To carefully define the thermodynamic variables for quantum systems and the resulting thermodynamics is a bit involved due to the requirement of working with systems containing infinitely many degrees of freedom. We refer the reader to [Sewell, 2002] Chapter 6.4 for a more thorough discussion.

We start with the Helmholtz free energy \(F\) defined by~(\ref{eq:Fmin}). This is to be minimized at fixed temperature, volume and particle number. From this, we can Legendre transform to one of several thermodynamic potentials to remove constraints by introducing Lagrange multipliers. One of the most useful is to form the Gibbs free energy:

\[\begin{gather*} \Omega(T,\vect{\mu}) = \min \left(F-\vect{\mu}\cdot\vect{N}\right). \end{gather*}\]

The minimization is over all physical states. As a result, one can prove that \(\Omega\) is a convex function. Here we prove convexity over \(\vect{\mu}\): the extension to include \(T\) can be done similarly by returning to the maximum entropy principle (where \(T\) enters as a Lagrange multiplier). Let \(\Omega(\rho,T,\vect{\mu}) = F-\vect{\mu}\cdot\vect{N}\) be the minimand for an arbitrary state \(\rho\):

\[\begin{align*} x\Omega(T,\vect{\mu}_1) + (1-x) \Omega(T,\vect{\mu}_2) &\leq \min_\rho \left( x[F(\rho)-\vect{\mu}_1\cdot\vect{N}(\rho)] + (1-x)[F(\rho)-\vect{\mu}_2\cdot\vect{N}(\rho)] \right),\\ &=\min_\rho F(\rho)-(x\vect{\mu}_1+(1-x)\vect{\mu}_2)\vect{N}(\rho),\\ &= \Omega(T,x\vect{\mu}_1+(1-x)\vect{\mu}_2). \end{align*}\]

From the convexity of \(\Omega\), we can find a one-to-one mapping between states which minimize \(F\) for fixed particle number and tangents to the surface \(\Omega\).
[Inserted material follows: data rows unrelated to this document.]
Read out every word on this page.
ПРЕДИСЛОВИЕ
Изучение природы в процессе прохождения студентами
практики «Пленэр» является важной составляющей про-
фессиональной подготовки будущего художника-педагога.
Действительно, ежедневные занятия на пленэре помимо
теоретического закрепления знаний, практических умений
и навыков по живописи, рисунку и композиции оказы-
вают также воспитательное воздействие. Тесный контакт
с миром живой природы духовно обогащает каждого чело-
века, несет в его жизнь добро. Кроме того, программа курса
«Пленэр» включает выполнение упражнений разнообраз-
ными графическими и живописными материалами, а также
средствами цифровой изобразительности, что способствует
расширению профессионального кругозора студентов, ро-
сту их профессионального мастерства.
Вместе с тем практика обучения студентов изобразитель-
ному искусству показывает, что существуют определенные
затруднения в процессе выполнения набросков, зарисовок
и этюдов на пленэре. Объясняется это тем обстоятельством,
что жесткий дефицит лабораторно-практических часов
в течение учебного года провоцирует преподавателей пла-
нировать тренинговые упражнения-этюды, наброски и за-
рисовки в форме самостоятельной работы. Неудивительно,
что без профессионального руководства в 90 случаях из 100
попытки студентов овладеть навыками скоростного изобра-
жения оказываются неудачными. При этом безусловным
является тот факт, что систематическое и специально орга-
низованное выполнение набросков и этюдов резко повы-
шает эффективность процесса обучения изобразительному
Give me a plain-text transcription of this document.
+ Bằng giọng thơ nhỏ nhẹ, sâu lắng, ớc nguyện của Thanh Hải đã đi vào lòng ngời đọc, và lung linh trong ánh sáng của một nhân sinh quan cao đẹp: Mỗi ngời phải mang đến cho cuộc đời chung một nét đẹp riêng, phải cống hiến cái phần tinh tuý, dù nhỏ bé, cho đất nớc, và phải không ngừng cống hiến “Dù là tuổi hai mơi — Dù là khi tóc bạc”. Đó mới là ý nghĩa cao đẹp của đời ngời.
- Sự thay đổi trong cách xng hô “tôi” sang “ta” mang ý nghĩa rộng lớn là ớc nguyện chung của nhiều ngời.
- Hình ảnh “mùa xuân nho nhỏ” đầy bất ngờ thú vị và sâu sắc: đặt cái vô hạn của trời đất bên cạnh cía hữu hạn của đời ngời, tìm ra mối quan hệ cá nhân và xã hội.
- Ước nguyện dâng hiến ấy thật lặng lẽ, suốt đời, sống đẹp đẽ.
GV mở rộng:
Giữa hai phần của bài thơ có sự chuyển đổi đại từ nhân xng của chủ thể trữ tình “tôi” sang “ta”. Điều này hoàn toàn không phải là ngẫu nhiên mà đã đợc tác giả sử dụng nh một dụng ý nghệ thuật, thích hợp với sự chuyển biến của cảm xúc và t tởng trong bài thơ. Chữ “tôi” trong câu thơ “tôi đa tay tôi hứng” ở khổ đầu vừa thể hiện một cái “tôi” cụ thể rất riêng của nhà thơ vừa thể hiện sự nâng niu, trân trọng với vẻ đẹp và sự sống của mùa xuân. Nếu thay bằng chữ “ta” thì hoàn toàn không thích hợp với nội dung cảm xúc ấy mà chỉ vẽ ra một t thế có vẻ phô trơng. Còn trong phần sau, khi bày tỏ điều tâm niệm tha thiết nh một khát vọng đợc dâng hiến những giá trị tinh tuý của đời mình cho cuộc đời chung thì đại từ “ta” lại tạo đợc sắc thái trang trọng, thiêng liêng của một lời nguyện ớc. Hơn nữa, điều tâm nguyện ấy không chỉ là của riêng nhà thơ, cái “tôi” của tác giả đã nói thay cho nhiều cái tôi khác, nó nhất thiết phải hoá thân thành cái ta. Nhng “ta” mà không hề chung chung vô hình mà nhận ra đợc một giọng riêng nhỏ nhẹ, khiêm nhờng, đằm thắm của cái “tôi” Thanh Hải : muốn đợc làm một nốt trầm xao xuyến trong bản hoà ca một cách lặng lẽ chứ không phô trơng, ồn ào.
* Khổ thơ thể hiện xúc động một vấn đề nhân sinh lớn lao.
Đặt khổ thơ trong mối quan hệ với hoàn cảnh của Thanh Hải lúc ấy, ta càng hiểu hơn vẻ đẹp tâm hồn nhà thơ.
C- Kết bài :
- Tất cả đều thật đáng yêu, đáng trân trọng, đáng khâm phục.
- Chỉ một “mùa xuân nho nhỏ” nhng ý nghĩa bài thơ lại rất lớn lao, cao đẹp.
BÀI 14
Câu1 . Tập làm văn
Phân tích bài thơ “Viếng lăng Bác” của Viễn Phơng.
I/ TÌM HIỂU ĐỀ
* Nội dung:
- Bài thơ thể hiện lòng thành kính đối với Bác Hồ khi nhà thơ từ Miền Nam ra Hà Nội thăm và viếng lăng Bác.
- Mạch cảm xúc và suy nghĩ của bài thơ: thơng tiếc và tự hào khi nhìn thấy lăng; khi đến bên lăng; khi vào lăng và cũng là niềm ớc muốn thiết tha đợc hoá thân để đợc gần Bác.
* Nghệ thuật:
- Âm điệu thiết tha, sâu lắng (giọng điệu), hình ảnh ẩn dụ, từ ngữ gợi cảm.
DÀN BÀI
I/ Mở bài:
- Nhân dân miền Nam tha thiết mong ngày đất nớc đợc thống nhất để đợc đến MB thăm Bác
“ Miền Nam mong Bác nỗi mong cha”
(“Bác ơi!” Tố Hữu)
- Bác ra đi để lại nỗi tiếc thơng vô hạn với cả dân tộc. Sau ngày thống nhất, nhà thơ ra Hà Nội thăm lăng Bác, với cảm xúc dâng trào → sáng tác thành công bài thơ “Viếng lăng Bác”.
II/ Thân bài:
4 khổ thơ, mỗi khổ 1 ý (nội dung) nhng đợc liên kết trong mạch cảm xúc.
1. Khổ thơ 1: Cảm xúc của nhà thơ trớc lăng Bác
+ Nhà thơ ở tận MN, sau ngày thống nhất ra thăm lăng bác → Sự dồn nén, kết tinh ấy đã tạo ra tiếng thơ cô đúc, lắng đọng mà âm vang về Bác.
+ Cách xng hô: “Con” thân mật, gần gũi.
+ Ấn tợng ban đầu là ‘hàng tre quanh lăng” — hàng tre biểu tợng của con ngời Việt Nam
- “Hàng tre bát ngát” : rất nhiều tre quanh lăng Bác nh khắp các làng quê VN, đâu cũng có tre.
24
In particular, if defined, the gradient of the tangent is the particle number:

\[\begin{gather*} \vect{N}(T,\vect{\mu}) = -\pdiff{\Omega(T,\vect{\mu})}{\vect{\mu}}. \end{gather*}\]

By a tangent to \(\Omega\), we mean a plane that intersects \(\Omega\) and for which no point of \(\Omega\) lies above the plane. If \(\Omega\) is differentiable, then there is exactly one such plane with the gradient given above: this indicates that the thermodyanmic state is a pure phase with well-defined particle number. If \(\Omega\) is not differentiable, then there are many such planes. In this case, each plane describes a different mixed phase. The mixture is composed of the pure states that intersect at the mixture.

Example: Free Fermi Gas#

The Hamiltonian for a gas of non-interacting fermions is given in second quantized form as

\[\begin{gather*} \op{H} = \int\dbar^{3}{\vect{p}}\;\frac{p^2}{2m} \op{a}^\dagger e_{\vect{p}}\op{a}_{\vect{p}}. \end{gather*}\]

The states have energy \(p^2/(2m)\), and degeneracy \(4\pi p^2\).